8. The year is 2022, I have a wonderful support system in place, and I did not have to be hospitalized in order to survive this round of psychosis
I am very grateful, and lucky, and humbled by this.
9. The dub side of psychosis
Is feeling the interconnectedness of all people and all things, wherever you go. It has been a magical few weeks, filled with indescribable experiences and moments of beautiful connection between myself and nature, art, and other human beings. After the first bad few days of acute psychosis when I couldn’t leave our apartment, my new medication regimen kicked in, and I was walking around empowered and creative and smiling at everyone, even on rainy days. I felt the kind of wild love and invincibility that I always seek to embrace in the spring. (My hospitalization in 2014 took place in April.)
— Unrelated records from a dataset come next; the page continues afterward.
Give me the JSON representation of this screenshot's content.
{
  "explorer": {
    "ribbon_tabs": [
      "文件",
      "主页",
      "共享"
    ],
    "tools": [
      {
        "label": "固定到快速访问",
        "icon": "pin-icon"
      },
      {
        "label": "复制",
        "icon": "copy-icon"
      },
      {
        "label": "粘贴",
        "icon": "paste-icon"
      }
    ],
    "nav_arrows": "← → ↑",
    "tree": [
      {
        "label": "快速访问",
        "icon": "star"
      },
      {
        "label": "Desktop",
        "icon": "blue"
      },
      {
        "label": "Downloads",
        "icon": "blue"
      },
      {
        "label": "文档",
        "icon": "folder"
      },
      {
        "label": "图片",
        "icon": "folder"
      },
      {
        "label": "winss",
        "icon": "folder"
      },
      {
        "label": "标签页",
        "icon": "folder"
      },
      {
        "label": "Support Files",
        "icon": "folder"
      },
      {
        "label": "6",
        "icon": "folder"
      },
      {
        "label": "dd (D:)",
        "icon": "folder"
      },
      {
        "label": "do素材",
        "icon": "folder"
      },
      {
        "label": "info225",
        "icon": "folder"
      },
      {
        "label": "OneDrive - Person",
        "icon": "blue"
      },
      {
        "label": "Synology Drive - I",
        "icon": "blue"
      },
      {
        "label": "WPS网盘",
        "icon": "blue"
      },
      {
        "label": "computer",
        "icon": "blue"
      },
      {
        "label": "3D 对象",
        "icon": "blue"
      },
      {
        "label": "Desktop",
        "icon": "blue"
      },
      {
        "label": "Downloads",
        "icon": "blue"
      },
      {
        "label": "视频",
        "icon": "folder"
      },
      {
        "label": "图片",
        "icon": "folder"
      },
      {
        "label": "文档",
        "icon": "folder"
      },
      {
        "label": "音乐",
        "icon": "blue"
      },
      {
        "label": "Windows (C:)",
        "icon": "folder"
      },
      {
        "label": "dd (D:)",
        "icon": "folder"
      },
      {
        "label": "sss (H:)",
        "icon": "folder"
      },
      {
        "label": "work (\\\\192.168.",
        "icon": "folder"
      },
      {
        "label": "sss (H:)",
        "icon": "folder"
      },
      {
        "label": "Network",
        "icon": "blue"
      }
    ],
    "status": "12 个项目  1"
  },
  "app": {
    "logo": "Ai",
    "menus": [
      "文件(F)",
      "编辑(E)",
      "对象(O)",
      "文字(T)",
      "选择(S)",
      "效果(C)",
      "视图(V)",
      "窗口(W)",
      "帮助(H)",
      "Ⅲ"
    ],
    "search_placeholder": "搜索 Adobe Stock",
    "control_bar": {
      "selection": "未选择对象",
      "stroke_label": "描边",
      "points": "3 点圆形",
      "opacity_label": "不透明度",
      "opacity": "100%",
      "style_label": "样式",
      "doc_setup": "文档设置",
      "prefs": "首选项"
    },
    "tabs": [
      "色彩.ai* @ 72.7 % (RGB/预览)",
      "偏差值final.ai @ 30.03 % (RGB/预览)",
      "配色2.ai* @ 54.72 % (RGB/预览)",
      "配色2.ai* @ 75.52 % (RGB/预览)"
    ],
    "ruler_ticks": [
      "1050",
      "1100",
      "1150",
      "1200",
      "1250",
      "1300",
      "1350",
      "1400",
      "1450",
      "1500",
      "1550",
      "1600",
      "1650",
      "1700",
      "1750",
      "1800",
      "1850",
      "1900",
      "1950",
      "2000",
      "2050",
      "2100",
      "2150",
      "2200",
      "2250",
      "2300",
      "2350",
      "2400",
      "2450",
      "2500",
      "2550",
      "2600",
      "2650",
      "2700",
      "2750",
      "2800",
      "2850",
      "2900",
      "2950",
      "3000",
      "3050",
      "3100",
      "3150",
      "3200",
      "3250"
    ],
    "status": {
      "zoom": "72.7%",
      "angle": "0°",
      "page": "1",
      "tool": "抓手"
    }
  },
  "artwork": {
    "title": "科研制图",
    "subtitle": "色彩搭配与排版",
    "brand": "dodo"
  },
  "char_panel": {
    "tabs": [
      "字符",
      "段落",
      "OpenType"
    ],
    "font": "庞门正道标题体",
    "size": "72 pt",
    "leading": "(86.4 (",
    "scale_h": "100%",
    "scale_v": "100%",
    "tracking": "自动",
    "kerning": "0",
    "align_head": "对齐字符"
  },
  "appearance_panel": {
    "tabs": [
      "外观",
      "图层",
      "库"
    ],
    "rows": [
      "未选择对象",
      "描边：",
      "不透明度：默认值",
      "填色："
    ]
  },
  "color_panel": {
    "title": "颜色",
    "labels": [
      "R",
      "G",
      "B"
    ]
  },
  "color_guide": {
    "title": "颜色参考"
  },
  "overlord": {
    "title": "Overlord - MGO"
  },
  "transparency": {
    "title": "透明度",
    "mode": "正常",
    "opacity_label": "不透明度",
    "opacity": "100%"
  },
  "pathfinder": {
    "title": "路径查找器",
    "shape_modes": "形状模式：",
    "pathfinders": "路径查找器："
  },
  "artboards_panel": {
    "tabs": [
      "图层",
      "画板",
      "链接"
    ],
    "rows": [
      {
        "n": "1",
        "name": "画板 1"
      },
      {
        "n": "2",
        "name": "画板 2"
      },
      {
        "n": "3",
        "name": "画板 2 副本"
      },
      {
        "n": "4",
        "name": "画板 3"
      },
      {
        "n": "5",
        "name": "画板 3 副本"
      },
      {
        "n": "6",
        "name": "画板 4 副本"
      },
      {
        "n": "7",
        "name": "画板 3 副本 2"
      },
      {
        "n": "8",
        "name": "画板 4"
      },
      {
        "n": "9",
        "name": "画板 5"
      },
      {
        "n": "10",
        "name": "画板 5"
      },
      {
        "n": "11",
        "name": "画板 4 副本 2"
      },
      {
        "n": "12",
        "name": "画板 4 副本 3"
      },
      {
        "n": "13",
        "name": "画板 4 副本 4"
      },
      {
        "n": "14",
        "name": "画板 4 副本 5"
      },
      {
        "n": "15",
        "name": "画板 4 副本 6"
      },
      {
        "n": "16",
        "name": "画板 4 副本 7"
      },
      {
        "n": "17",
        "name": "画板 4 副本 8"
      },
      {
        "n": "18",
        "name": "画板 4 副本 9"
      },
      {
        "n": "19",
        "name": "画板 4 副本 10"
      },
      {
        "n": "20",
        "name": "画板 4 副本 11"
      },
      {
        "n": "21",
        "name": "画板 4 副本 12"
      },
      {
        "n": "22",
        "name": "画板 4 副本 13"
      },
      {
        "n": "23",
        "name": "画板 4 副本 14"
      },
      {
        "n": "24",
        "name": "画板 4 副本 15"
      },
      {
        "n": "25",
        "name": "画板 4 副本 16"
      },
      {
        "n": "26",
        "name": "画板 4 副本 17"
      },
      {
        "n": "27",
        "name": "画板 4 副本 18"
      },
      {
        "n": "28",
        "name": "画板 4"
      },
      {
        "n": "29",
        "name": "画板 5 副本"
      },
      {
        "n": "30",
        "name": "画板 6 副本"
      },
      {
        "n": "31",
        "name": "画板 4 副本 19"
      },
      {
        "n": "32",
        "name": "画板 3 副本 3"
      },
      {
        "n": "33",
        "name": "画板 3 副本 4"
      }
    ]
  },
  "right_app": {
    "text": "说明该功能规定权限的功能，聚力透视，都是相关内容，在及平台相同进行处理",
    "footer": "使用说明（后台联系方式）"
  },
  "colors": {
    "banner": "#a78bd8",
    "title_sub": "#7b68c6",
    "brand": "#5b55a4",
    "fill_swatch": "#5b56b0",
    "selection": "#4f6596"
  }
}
I have been discussing this aspect of my mental illness, the precious and psychedelic part, with my therapist and other mentor figures in my life. One of my mentors gave me the most beautiful metaphor to make sense of my mental illness, while also letting me know that it is likely I will experience PTSD-triggered psychosis again in my life. (Three out of ten people who experience a first episode of psychosis will experience a second episode within a year; eight out of ten people will relapse within five years.) My therapist told me that the Buddhist/mindfulness way of thinking (mindfulness has been an important component of my therapy) teaches us to notice and appreciate the interconnectedness of all life on our planet, and that it only begins to shift into psychosis when the ego gets involved, when that noticing shifts into the paranoia of ‘wait, is all this interconnectedness I’m noticing about me somehow?’
My moods have been evening out in the past two weeks. Life is starting to feel less magical, less intense, and even though a part of me will always yearn to feel that magic all the time, it’s better for my overall mental health to come down from it. But I am learning how to access that magical feeling when I need it, and I am also learning how to access it without taking any substances or messing up my medication schedule. For me, this is a victory.
10. German words
In the earliest phase of this latest round of psychosis, that week when I was always close to tears and could only focus on certain media (and playing puzzles and sometimes video games) because anything else triggered my anxiety to defcon levels, I was cuddled on the couch with my wife watching a sitcom. A thought occurred to me, and I perked up. When she asked me what I was smiling about, I said,
“I just realized, that if the world is crazy and not just me, that means that all the people I dislike are getting to experience a tiny slice of the hell I’ve gone through. All my enemies get a taste!” She laughed, a bit nervously I thought, and I immediately got worried. “Does that make me a bad person?”
“No,” she said, stroking my hair and pulling me closer. “It makes you human.”